Gallagher: Join the mission of discovery
“Children are great imitators. So give them something great to imitate.” — Unknown
About a month ago, I was boarding the direct flight from Aspen to Los Angeles on my way to our projects in the Napa Valley. Work. Work. Work. Right?
I settled into my aisle seat and waited patiently for the boarding process to be completed. Time was ticking, and I was thinking I just might be that lucky passenger, who on that very rare occasion, has a “no show” seatmate. It was looking like it would be my day to beat the odds and revel in spreading out within the luxury of my own row. The flight attendant was closing the door, and it was looking like the travel gods were on my side. But within an instant, that all changed, and here she comes. Marcy is in the house.
One thing about Marcy is you hear her before you see her, and without hesitation, you know immediately that she has entered into your life. As you will come to see, that’s a good thing. Actually, a great thing.
Within a minute, Marcy had me managing her carry-on bags. She rearranged the seating area and made direct eye contact with me. She shook my hand with a strong grip like a hedge-fund manager would do after the big deal was finalized and said, “I’m Marcy, what’s your name?” I’m immediately thinking, “Where are my headphones?”
Wheels up and we are headed west. Within minutes, Marcy and I had already discovered the commonality that we have with numerous folks in Aspen. That one degree of separation thing that Aspen promotes like no place other. Marcy is a pied piper. She engages and enlightens. No need for my headphones on this flight. I’ve got stereo Marcy. Turn up the volume.

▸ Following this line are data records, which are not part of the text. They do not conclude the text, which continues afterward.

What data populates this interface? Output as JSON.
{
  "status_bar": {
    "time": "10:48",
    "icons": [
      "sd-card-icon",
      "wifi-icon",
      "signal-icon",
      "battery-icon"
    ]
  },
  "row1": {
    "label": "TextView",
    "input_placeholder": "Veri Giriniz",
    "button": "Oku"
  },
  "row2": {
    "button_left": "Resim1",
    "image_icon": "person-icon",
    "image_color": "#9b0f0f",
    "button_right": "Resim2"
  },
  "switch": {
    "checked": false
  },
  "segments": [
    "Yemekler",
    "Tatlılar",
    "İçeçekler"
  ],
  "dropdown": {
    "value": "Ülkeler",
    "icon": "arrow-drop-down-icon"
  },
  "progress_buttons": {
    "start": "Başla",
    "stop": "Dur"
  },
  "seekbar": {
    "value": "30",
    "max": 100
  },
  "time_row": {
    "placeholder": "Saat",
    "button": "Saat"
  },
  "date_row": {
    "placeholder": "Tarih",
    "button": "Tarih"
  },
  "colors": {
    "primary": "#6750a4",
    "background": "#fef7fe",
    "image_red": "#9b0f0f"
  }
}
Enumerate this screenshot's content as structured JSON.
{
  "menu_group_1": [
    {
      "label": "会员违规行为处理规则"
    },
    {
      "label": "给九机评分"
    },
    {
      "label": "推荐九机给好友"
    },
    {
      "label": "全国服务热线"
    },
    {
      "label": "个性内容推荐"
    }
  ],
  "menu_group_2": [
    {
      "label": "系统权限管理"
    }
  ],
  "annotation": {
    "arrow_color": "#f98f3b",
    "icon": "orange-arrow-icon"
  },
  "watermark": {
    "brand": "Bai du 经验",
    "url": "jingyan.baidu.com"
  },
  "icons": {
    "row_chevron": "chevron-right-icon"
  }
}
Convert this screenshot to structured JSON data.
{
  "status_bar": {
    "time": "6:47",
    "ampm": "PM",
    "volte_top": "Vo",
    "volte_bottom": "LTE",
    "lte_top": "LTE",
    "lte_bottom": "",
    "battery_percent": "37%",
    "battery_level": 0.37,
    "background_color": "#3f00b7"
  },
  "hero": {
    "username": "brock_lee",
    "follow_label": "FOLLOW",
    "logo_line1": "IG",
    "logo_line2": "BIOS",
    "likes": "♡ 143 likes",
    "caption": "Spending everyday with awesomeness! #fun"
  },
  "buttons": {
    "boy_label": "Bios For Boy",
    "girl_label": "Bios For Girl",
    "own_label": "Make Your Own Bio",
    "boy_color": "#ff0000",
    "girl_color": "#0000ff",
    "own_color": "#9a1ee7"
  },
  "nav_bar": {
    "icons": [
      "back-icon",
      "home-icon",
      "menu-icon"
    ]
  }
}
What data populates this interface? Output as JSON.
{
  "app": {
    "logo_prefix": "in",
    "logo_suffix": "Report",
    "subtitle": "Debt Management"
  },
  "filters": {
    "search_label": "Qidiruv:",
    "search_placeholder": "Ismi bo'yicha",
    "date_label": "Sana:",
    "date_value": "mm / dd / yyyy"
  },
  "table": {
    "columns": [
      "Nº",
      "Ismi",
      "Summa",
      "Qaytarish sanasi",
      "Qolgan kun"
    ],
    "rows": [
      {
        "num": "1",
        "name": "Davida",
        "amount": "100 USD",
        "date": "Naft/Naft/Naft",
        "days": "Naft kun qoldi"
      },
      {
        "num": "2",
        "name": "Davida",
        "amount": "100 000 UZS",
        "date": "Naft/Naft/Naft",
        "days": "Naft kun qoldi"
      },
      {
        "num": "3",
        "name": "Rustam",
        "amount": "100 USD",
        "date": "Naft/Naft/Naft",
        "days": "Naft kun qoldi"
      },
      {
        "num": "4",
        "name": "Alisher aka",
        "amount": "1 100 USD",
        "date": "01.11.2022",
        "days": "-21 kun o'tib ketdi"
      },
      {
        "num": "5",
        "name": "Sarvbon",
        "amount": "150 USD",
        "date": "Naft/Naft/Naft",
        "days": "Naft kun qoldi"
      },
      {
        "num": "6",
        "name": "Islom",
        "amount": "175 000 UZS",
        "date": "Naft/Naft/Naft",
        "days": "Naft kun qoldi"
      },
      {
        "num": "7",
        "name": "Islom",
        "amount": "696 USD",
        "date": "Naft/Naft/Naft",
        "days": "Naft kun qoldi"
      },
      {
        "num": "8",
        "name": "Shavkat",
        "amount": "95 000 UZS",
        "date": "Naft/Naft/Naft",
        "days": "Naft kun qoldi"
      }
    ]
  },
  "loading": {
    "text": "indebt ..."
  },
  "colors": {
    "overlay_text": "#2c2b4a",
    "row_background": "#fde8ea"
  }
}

Dr. Marcy is a psychotherapist, with more degrees than IPAs I had the previous night. She received her bachelor of arts from Northwestern University, her master of social work from Loyola University and her doctorate from the Institute of Clinical Social Work in Chicago. She currently maintains a thriving psychotherapy practice in Los Angeles, focusing on holistic health and well-being for individuals, couples, and families.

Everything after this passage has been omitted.